It is a letter Celtic sent to the SFA in 2012, demanding a judicial review of what had gone on at Ibrox and Hampden in the preceding years.

This should answer every question every supporter of our club has about our so-called “collusion” with the SFA over the survival of a club calling itself Rangers.

Of all the conspiracy theories out there, this is one of the worst; that Celtic refused to press this issue because it was in our best interests that there was a strong Ibrox club. The number of people – Celtic fans and those of the two teams which have played out of that ground – who believe this garbage is staggering.

Before I get to the point let me address that theory.

Celtic has never been idle in these affairs.

We have always been busy behind the scenes.

We have always been working on them, but some refuse to believe that. They think we were keen to rebuild the “Old Firm” brand and were willing to look the other way on a decade of cheating to facilitate good relations with Ibrox and Hampden.

There are Sevco fans – and Celtic fans – who still believe that there will come a time when we’ll “throw” a league race just to keep things interesting, and to keep the fans coming through the turnstiles. This is such a stupid notion that anyone who believes it should have themselves checked in somewhere before they start feeding the fairies at the bottom of the garden.

Celtic is a club that plays by the rules.

Over the years when the first Ibrox club was doping itself on a cocktail of bank debts and EBT’s we suffered. We lost trophies. We lost leagues. We lost money, tens of millions. Our shareholders were disenfranchised, our fans cheated. And a lot of people in our support, not fully understanding that Rangers was busily priming a time-bomb under its own foundations, turned their anger on our board, and Peter Lawwell in particular.

As I’ve found out many times on here, it’s bad enough to get hate mail and abuse from the Ibrox horde. It’s a whole other matter getting it from fellow Celtic fans. It’s not the nicest feeling in the world and whenever it happens I pretty much feel like chucking it.

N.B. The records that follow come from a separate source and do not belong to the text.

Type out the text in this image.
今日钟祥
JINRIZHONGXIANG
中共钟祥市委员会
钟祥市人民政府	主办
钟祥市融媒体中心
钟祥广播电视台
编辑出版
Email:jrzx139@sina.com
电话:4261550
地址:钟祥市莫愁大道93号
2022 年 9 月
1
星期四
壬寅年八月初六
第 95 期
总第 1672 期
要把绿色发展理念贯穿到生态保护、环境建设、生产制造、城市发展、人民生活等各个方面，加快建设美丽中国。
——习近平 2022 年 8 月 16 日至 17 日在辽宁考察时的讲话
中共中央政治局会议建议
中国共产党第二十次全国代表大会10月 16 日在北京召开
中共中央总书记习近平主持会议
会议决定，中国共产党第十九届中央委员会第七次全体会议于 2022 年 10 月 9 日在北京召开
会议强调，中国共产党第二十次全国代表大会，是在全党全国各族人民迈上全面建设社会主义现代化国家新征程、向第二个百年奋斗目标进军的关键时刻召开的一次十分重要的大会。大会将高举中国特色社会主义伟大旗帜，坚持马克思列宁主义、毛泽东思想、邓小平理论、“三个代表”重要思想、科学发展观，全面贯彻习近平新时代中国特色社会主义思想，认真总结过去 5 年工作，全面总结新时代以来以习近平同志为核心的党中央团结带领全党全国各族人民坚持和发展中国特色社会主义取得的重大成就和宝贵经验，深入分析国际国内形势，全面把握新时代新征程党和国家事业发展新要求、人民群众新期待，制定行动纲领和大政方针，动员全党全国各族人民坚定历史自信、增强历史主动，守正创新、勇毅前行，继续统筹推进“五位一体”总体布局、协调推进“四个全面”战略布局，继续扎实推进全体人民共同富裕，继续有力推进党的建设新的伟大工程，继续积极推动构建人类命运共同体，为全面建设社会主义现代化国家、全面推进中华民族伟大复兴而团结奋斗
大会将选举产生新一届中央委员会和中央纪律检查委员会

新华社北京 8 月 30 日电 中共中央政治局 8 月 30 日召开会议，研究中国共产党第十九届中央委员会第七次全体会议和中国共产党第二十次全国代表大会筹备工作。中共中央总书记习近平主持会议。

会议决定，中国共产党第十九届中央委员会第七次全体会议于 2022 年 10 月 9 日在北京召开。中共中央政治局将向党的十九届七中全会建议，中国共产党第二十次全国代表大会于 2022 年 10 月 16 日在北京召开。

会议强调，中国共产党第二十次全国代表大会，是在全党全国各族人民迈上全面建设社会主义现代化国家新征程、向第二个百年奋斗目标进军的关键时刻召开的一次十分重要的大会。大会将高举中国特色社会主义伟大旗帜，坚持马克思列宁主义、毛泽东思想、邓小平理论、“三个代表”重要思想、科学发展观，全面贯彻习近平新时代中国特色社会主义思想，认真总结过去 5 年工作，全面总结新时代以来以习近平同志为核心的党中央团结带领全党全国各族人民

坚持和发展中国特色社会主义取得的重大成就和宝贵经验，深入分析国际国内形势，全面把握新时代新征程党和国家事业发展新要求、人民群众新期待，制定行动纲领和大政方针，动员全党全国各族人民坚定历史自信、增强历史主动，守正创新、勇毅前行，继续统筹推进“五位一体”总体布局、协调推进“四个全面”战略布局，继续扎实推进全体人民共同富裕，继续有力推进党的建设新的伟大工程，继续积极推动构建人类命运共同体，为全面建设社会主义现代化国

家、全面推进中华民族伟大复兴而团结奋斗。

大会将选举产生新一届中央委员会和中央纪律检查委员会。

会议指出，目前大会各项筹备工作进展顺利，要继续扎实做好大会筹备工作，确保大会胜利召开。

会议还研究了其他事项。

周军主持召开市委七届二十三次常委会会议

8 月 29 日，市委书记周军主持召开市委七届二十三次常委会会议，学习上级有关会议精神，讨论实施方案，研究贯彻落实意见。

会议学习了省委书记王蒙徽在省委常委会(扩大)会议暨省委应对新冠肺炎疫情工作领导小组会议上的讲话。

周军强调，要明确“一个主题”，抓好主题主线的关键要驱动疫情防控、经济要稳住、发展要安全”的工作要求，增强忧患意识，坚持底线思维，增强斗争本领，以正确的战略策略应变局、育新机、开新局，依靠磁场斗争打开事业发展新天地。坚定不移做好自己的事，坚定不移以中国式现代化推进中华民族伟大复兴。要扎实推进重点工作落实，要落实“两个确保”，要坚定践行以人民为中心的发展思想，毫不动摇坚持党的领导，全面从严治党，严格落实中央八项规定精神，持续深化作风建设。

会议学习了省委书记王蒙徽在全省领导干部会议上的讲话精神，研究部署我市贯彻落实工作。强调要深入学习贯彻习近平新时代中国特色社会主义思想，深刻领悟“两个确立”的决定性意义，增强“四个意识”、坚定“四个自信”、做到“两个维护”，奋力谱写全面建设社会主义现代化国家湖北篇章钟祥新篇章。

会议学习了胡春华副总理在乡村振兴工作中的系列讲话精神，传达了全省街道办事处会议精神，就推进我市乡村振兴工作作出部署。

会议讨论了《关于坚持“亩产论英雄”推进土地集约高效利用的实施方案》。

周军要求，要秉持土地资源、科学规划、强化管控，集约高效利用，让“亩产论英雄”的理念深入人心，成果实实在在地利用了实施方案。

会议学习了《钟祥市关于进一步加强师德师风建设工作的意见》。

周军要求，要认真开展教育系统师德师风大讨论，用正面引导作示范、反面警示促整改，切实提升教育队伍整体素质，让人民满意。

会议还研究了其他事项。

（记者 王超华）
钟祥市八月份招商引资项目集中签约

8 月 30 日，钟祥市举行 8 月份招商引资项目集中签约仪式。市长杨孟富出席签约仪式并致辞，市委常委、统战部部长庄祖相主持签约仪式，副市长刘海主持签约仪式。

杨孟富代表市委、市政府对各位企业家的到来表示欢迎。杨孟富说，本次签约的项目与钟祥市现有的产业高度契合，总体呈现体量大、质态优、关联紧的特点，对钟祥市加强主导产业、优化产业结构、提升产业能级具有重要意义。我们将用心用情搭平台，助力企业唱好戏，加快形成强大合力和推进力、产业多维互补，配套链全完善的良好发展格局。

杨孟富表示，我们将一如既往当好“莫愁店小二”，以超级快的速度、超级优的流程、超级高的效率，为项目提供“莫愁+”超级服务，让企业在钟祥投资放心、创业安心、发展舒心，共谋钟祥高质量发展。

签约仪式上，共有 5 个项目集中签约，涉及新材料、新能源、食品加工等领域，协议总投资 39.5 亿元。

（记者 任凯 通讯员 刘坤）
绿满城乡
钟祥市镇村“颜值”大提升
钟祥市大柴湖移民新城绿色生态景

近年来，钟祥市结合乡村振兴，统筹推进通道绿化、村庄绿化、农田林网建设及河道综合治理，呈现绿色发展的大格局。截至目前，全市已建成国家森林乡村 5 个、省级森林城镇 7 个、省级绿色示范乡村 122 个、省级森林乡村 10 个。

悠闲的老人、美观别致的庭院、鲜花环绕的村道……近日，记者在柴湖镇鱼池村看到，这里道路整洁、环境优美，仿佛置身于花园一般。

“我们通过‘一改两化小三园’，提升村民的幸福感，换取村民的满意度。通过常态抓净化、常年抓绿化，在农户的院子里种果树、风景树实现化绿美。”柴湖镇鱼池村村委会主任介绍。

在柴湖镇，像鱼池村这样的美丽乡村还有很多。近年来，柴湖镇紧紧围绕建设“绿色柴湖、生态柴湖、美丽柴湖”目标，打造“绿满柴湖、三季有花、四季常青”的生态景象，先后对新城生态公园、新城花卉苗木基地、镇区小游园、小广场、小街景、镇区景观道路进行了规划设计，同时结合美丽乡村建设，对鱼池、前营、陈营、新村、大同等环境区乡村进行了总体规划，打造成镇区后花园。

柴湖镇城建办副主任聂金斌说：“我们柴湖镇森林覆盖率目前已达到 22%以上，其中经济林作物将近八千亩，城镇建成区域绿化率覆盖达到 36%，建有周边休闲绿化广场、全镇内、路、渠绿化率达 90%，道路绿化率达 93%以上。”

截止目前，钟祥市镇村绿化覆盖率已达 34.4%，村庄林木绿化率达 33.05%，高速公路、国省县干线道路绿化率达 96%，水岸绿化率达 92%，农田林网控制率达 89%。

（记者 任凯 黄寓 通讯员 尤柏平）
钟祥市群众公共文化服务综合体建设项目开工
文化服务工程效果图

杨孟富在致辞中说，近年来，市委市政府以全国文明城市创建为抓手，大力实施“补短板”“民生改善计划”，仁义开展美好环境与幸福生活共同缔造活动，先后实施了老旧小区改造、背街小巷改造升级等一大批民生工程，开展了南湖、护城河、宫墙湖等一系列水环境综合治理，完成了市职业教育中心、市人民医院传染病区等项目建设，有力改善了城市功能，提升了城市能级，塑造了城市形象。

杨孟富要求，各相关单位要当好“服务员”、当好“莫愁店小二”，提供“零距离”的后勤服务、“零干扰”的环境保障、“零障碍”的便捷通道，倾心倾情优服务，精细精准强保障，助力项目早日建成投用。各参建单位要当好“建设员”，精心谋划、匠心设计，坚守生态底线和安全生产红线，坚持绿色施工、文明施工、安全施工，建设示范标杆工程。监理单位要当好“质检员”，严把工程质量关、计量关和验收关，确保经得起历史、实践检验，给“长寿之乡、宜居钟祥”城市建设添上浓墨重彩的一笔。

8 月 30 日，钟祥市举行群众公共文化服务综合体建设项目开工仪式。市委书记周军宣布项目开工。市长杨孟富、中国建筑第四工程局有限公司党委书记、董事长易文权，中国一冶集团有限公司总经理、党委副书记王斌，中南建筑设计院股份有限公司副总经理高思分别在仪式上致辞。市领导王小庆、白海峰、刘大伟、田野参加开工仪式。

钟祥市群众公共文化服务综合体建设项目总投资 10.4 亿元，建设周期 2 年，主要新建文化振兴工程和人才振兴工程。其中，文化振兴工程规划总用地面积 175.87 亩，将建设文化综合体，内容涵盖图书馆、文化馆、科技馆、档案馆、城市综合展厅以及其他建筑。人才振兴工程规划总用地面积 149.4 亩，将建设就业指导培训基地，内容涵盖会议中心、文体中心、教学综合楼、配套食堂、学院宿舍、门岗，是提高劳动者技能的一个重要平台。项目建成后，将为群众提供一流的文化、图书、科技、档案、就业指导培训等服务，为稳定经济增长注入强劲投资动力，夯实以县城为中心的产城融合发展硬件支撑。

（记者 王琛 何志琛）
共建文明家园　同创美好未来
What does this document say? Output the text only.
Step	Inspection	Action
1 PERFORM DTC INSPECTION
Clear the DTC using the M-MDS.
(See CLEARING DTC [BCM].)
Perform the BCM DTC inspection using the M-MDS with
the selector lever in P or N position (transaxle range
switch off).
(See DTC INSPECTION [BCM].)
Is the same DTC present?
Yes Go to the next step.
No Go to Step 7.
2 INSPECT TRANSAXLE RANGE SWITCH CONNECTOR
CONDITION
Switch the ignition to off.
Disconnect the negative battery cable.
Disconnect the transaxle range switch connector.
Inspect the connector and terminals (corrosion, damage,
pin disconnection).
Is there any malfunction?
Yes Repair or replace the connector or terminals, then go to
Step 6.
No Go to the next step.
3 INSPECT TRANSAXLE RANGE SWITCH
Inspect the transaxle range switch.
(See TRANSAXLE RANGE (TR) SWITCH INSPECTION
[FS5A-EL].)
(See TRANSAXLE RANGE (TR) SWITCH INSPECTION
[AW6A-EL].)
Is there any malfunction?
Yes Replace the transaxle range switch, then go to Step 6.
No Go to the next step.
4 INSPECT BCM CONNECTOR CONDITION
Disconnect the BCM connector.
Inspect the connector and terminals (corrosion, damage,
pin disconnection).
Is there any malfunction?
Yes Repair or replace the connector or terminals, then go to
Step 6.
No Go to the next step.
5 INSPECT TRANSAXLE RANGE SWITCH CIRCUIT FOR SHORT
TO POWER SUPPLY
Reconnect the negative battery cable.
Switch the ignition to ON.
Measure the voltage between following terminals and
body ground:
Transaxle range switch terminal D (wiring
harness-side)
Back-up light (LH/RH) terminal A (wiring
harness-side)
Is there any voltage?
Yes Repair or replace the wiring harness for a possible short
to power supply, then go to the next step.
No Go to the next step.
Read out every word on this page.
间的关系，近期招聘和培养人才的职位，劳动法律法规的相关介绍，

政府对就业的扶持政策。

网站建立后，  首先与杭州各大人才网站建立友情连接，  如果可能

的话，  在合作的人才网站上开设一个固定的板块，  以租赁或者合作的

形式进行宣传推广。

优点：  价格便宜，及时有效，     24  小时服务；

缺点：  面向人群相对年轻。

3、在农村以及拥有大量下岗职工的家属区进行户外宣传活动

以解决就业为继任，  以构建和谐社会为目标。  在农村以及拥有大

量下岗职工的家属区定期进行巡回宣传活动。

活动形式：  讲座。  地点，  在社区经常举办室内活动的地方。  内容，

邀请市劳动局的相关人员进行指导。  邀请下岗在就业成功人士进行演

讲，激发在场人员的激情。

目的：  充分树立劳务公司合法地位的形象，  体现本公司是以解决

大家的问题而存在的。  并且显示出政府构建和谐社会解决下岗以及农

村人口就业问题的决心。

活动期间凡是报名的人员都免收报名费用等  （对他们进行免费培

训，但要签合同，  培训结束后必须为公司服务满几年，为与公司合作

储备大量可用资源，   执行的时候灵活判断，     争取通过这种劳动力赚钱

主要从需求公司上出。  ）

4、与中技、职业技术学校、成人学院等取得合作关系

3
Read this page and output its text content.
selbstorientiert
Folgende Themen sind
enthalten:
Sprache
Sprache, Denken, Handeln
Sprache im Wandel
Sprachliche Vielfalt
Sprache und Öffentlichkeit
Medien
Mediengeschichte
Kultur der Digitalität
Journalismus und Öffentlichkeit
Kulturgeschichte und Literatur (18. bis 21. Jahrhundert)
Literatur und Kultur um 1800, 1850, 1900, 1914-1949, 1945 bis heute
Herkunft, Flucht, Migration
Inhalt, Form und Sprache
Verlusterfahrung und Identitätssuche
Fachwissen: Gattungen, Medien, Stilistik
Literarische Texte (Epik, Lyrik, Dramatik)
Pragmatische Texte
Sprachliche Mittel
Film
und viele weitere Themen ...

Those who say “well, you’ve not got a heated driveway to fund” are missing the point …

Our directors essentially did nothing wrong, except that they refused to put our club in jeopardy chasing Rangers’ in the fantasy football years. They have eaten some amount of dirt for it, and I’ll bet every one of them considered abandoning their post many times over the years.

I wrote some of the articles that slagged them.

In short, our board took a lot of stick at a time when it was doing the job well.

The 2012 letter shows us that they always have been.

Celtic’s concerns over what was going on inside Hampden are not new. Nor were they left sitting on the shelf. As I reported here some weeks ago, Celtic has formally asked for an independent review of Scottish football governance, which the SFA has been trying to pretend isn’t there.

And today the 2012 letter is in the papers.

Please note that this was not a leak to a Scottish tabloid, but a London broadsheet.

We are through playing games with the idiot children up here.

Celtic wants this story to have a national audience, one outside of Scotland, one which will take it seriously.

Where do you reckon the leak came from?

The SFA itself?

They have no reason to let that document into the public domain.

This is a warning shot across their bow; Celtic is not so subtly letting the world know that its position on this has hardened and we want answers.

Our formal request is waiting to be acknowledged.

If it’s not the next step will be to get legal.

The SFA has no choice whatsoever here; they are compelled to take this seriously, because frankly it is serious.

Celtic wants answers, and not from the talking heads at Hampden.

The club will not accept anything less than an independent inquiry with the necessary powers of investigation and punishment, and which will change the structure of our game.

At this point it’s probably right to point out that Celtic has never seen this matter as being one about title stripping or even completely about Rangers; this ceased to be our concern quite some time ago. This is about how officialdom acted in relation to those matters.

With an independent review, free to impose sanctions, title stripping will come as a matter of course; it’s like a nearly inevitable effect of a robust inquiry.

But it’s not what our club is after here and it never was.

We want to know how the Ibrox club was ever able to cheat the game for so many years and Celtic does not believe that all the responsibility lies inside Ibrox itself.

Part of the leaked 2012 letter reads thus:

“The interests of fairness and Scottish football now demand that the SFA act decisively. The initial inquiry should now be reconvened or a new independent panel led by a judge or senior lawyer should be formed to investigate and report upon the Rangers EBT issues and consider whether there has been any further breach of the Association’s rules, including those on disrepute.

“The roles of individuals (past and present) subject to the jurisdiction of the Association should also be examined. This should take place as quickly as possible, irrespective of the SPL’s own investigations.”

This could not be clearer.

Celtic did not want this handled only at the SPL level.

We never believed this matter would be properly pursued if left in the hands of the football authorities themselves, with a remit set by them.

We feared cover-up.

We knew that disrepute was an issue as well as the illegal registration of footballers.

We knew this was about “individuals past and present” and although the letter doesn’t openly state that we know some of them were at Hampden as well as Ibrox it’s clearly implied.

Celtic’s official request for an independent investigation into all of this has been submitted.

It is in the system.

It cannot be ignored.

Regan and his cohort at Hampden – and some of them, including him, might already be preparing to cut and run, as I said the other day – know this.

They know this has to be dealt with.

They know where Celtic will send it next.

If it looks like we’re delaying that’s probably because Celtic still wants to see people do the right thing; it might sound incredible, but that’s how we do business. We’re giving these people every chance to act with honour and with some measure of integrity as we get towards the endgame.

If they will not do it, they will be compelled to.

The problem with sticking your head in the sand is that it leaves your arse twitching in the wind. If that hasn’t dawned on Regan yet it better start to.

Celtic is done asking nicely.

This is a warning. I strongly suspect it is the last warning.